One year after the credibility of CBS News collapsed over their use of fake memos against George W. Bush, lame attempts to rehabilitate CBS seem to be everywhere. Dan Rather is now telling anyone who will listen that after defending the report, then apologizing for it, he now thinks it’s true again. Al Gore is suggesting Rather was demoted because the all-powerful White House was angry. At a ceremony for the news and documentary Emmy awards, ABC’s Ted Koppel and MSNBC boss Rick Kaplan scrambled like the King’s men reassembling Humpty Dumpty. But the eggy mess remains.
In his tribute to Rather, Koppel proclaimed: “Those of us who know you, Dan, those of us who have competed against you, know you to be a man of honesty and integrity and decency.” It would have been a great line for a roast. But nobody laughed, because Ted was dead serious at this media gathering. Koppel acknowledged weakly that “it appears” Rather “made a mistake” on that National Guard report. “I would simply urge your most vociferous critics to take a page from the White House's own playbook. When one of their own a makes a mistake, they stress the importance of looking to the future and of not playing the blame game.”
That prompted hearty applause from the assembled scribes. This was not a ceremony dedicated to excellence and accuracy in journalism. It was a pep rally for Team Journalism, still in a feisty battle with Team Bush. Disgraced Dan Rather drew a standing ovation that lasted over a minute.
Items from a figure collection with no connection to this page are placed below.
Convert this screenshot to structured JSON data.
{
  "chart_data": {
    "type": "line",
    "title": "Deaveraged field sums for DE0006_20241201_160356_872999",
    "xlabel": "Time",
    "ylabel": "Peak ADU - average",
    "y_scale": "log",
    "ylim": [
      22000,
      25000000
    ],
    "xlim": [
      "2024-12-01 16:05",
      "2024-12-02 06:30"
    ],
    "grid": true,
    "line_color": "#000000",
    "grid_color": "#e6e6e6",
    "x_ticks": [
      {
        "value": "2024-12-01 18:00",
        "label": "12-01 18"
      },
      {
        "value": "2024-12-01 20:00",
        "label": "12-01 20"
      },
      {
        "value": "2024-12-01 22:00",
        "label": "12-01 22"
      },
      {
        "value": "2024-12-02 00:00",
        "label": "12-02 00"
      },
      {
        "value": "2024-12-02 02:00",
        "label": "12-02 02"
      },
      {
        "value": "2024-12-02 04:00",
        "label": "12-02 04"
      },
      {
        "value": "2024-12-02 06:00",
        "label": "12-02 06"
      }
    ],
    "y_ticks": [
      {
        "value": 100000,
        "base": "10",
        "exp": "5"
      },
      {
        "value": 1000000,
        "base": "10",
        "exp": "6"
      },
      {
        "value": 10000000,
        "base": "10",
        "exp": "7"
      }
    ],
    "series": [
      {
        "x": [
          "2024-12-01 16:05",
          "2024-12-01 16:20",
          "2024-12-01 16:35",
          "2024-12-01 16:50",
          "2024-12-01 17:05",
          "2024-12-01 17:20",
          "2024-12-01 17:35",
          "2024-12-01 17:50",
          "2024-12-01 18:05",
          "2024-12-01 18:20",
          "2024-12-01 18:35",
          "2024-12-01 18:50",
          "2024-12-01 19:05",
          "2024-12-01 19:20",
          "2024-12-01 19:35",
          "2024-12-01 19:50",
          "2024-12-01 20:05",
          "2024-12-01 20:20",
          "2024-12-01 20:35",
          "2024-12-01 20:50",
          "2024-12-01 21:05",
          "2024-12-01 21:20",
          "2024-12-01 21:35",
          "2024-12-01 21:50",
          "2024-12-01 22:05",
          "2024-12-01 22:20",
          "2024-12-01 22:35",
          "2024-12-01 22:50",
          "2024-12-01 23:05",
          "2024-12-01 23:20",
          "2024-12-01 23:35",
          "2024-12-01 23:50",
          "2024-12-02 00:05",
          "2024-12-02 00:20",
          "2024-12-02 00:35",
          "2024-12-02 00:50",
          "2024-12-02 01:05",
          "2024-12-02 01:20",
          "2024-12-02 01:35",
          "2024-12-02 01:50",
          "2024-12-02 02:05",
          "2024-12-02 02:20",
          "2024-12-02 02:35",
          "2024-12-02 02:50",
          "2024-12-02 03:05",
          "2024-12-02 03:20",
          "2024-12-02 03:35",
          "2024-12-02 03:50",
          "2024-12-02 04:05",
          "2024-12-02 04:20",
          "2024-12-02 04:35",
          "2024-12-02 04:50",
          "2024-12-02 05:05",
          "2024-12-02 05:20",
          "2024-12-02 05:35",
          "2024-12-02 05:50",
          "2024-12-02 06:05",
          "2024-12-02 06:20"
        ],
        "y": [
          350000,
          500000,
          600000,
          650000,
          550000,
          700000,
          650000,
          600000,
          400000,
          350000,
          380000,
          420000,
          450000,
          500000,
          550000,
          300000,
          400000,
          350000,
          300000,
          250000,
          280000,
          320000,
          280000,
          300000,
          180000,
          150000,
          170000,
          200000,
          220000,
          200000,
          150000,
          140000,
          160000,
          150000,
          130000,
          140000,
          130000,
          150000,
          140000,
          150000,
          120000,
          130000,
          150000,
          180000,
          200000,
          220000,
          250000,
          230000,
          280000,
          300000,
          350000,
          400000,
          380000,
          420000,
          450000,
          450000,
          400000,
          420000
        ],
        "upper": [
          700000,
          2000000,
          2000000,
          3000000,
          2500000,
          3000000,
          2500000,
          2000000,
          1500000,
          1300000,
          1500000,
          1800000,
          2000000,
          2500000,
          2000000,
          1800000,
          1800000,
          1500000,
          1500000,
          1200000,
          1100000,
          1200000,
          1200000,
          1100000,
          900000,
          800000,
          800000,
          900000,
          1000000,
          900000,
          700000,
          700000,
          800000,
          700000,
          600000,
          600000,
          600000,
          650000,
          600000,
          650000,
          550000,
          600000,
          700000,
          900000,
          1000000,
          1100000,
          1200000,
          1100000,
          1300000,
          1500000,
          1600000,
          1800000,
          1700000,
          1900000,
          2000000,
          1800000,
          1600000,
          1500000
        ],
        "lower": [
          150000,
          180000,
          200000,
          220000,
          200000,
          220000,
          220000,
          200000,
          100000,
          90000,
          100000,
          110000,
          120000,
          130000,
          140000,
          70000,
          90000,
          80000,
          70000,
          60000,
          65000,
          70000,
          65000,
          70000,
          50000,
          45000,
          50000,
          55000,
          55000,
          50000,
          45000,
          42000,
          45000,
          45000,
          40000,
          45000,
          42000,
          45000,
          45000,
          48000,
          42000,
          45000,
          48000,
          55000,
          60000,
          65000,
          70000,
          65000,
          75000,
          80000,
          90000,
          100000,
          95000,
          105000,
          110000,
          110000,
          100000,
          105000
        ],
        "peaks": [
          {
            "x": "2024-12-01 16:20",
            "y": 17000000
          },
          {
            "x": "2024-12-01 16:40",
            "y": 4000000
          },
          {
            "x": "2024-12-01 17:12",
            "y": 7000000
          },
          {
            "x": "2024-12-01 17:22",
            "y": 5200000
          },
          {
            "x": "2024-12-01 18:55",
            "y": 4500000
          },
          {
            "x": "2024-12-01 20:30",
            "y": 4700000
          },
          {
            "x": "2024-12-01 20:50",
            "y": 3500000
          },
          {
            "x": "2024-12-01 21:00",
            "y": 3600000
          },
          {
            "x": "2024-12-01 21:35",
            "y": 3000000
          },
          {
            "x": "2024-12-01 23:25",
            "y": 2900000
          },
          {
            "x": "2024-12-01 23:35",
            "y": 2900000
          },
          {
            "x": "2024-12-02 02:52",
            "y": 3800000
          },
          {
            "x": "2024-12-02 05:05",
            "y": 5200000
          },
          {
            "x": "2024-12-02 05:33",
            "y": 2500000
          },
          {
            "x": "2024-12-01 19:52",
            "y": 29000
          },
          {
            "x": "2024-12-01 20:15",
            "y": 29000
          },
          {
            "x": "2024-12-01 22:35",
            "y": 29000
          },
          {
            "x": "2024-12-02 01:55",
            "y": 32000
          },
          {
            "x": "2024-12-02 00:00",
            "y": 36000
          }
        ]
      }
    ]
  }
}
Rick Kaplan seconded the emotion. “As was the practice in all he did, Dan was meticulously careful to be fair and balanced and accurate.” Maybe he was referring to Meticulous Dan attending a Democratic fundraiser in Texas with his daughter and Tom DeLay’s partisan prosecutor, Ronnie Earle? I don’t know. But then, who is newsroom boss Kaplan who never found a presidential golf outing or a stay in the Lincoln Bedroom during the Clinton years to be an appearance problem to judge appearances?
The media were all about accuracy and fairness, Kaplan insisted, until conservatives muddied the waters. “When did we allow those with questionable agendas to take the lead and convince people of something quite the opposite? It’s shameful.” Conservatives should be ashamed when they try to convince people it’s not fair to take faxed copies of a Microsoft Word document and try to pass it off as thirty years old? What Kaplan and Company were saying is that it’s not corrupt to lie about conservatives. It’s only corrupt to lose to them.
The same message emanates from the new George Clooney movie, “Good Night and Good Luck,” which glorifies the so-called Golden Age when CBS’s Edward R. Murrow threw every media dirty trick into a “See It Now” attack against Sen. Joseph McCarthy.
Jack Shafer’s takedown for the website Slate notes the 1954 Murrow show Clooney adores was actually a hatchet job. Shafer noted that “The program's manipulative and partisan techniques were enough to creep out two of McCarthy's dedicated foes in the press, John Cogley and Gilbert Seldes.”
But Dan Rather and CBS often have shown their belief that good journalism depends mostly on selecting good targets; whether the shots fired at those targets are true or ethical isn’t really the point. All that matters is: was the target destroyed?
We shouldn’t be surprised, therefore, when Clooney told the Village Voice that “Dan Rather loves, loves, loves this movie.” Clooney expressed sadness at Rather’s predicament, quoting Marvin Kalb. “What's important to remember about Rather is that the story was right, but the source was wrong.” It was fake, but accurate.
Dan Rather routinely claimed it’s his job to be fair and accurate, and, as he said in 1997, “I do agree that one test of a reporter is how often he or she is able to keep their emotions out of what they are doing and keep their own biases and agendas out of it.” Rather perpetually flunked that test. To honor Rather now, after his transparently dishonest reporting on Bush’s service record and the Nixonian stonewalling afterward, is to perpetuate the idea that honest journalism is a myth.